The DEMZ thing grossed me out and I turned off the video. The democrats will keep losing as long as they keep aligning with monied interests like that. We need the party to get back to truly being a working people's party, like Wellstone said. Trying to have it both ways reads as BS to voters, and only plays right into rightwing talking points about liberals.
Just flat out wrong. That's what happens when an English major writes history, based entirely on internet sources (written by other English majors). Dozens of award winning books by historians and political scientists with PhDs (i.e., trained) tell a different story about Nixon and his legacy. Some of those authors are still teaching at a college near you, and would love to help out.
@@andrewmastin4312 PSA is not even telling you 1/2 the story, there is really no history in the pod. It’s just a blank accusation that Nixon is bad and Rep started the culture war. Anything about the hippies outside the Wight house chanting “ hey hey LBJ how many kids did you kill today “ that drove LBJ crazy. Nothing really on the fact that Nixon was extremely popular when elected. It was a wight wash of history to ding wight men and Ben Shipero.
@@rsmith6366 And the simulated right-winger was, sorry, dumb af.... that definitely didn't work. This host, Erin, isn't dumb or bad. This piece, however, imo, missed the mark.
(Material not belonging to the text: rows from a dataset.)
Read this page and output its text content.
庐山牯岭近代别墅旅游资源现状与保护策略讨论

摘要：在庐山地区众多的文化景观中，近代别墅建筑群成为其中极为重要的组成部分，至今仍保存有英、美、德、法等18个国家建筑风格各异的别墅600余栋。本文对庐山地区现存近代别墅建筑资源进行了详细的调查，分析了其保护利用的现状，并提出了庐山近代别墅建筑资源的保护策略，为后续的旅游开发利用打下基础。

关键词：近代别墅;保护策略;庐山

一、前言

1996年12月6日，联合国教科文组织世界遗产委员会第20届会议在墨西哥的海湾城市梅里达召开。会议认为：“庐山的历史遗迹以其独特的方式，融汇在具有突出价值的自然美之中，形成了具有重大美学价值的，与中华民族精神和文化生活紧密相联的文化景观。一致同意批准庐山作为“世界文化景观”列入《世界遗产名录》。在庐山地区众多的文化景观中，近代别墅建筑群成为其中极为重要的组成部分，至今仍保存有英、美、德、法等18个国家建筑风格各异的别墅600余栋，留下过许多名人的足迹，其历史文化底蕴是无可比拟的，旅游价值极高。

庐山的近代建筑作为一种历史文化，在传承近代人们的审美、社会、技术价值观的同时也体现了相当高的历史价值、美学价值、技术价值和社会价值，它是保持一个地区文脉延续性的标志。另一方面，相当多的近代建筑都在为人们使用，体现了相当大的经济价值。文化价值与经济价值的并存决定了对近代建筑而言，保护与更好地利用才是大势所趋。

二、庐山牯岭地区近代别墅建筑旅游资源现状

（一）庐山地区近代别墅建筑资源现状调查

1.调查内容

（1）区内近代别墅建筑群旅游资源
It's not a personal attack, simply an opinion from a Crooked Media subscriber and huge fan.
@@ChristiaanHartNibbrig Explain a bit about how this missed the mark? I know this isnt the format for an elaborate response but a few bullet points, please.
@@weston.weston I did. It was reductive and oversimplified. There were many factors, along with Nixon, that "invented" the "culture wars." The simulated, single right-winger was dumb af, in my view. I learned nothing. I don't think the host, Erin, is terrible, and it's not personal. But this wasn't good. I'm a huge CM fan, btw, especially the core five.